EE/CPE Students and Faculty Win Best Paper Award for Power Grid Cybersecurity Research

Four students with awards
Students Michael Tuttle (EE), Branden Wicker (CPE) and Cal Poly Faculty Joseph Callenes (EE/CPE) and Majid Poshtan (EE) win Best Paper Award.

EE/CPE Students and Faculty Win Best Paper Award for Power Grid Cybersecurity Research

A team of Cal Poly researchers won the Best Paper Award at the 10th Conference on Innovative Smart Grid Technologies (ISGT 2019), sponsored by the IEEE Power and Energy Society, held February 17-20 in Washington D.C.  The paper titled, “Algorithmic Approaches to Characterizing Power Flow Cyber-Attack Vulnerabilities,” focused on characterizing inherent cyber-attack vulnerabilities with power flow, which is at the core of many critical power grid applications.  The researchers  proposed two algorithmic approaches for characterizing the vulnerability of buses within power grids to cyber-attacks.  Specifically, they focused on measuring the instability of power flow to attacks which manifest as either voltage or power related errors.  Their results show that attacks manifesting as voltage errors are an order of magnitude more likely to cause instability than attacks manifesting as power related errors (and 5x more likely for state estimation algorithms as compared to power flow).
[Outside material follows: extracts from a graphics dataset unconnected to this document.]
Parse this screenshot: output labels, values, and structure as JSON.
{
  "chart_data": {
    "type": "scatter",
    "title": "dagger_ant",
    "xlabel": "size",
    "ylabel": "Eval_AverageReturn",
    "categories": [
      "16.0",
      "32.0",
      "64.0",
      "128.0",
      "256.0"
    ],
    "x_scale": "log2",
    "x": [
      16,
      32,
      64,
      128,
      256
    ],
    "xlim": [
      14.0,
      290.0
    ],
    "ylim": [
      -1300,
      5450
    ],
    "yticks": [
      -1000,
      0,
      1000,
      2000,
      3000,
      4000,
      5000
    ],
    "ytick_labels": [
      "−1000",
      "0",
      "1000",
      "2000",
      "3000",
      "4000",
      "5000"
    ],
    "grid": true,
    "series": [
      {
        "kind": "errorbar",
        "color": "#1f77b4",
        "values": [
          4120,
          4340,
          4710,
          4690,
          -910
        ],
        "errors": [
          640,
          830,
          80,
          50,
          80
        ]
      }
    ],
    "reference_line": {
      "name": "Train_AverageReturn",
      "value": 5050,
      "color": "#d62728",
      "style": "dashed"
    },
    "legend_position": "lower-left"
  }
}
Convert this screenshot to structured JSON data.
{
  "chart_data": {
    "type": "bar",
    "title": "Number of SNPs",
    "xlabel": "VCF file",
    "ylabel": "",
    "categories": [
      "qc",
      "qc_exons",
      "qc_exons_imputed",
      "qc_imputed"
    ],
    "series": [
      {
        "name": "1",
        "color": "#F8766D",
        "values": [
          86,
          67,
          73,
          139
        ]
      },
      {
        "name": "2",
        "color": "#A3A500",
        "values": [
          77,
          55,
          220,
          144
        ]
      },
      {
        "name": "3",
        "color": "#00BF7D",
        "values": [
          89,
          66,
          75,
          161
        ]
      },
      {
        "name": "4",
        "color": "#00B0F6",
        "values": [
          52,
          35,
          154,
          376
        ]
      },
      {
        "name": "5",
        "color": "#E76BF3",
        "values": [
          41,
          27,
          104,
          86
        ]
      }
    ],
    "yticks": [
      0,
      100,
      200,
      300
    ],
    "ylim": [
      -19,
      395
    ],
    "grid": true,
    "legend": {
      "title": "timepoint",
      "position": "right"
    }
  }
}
The team of researchers included two Cal Poly engineering students (Michael Tuttle, EE, and Braden Wicker, CPE) and two Cal Poly engineering faculty (Joseph Callenes, EE/CPE, and Majid Poshtan, EE).  The paper, which grew out of a College of Engineering Summer Undergraduate Research Program (SURP) project in 2018, was selected for the award among over 130 papers presented at the conference.  Papers were assessed in terms of overall novelty, effort, relevance, clarity and quality of poster presentations by a team of reviewers.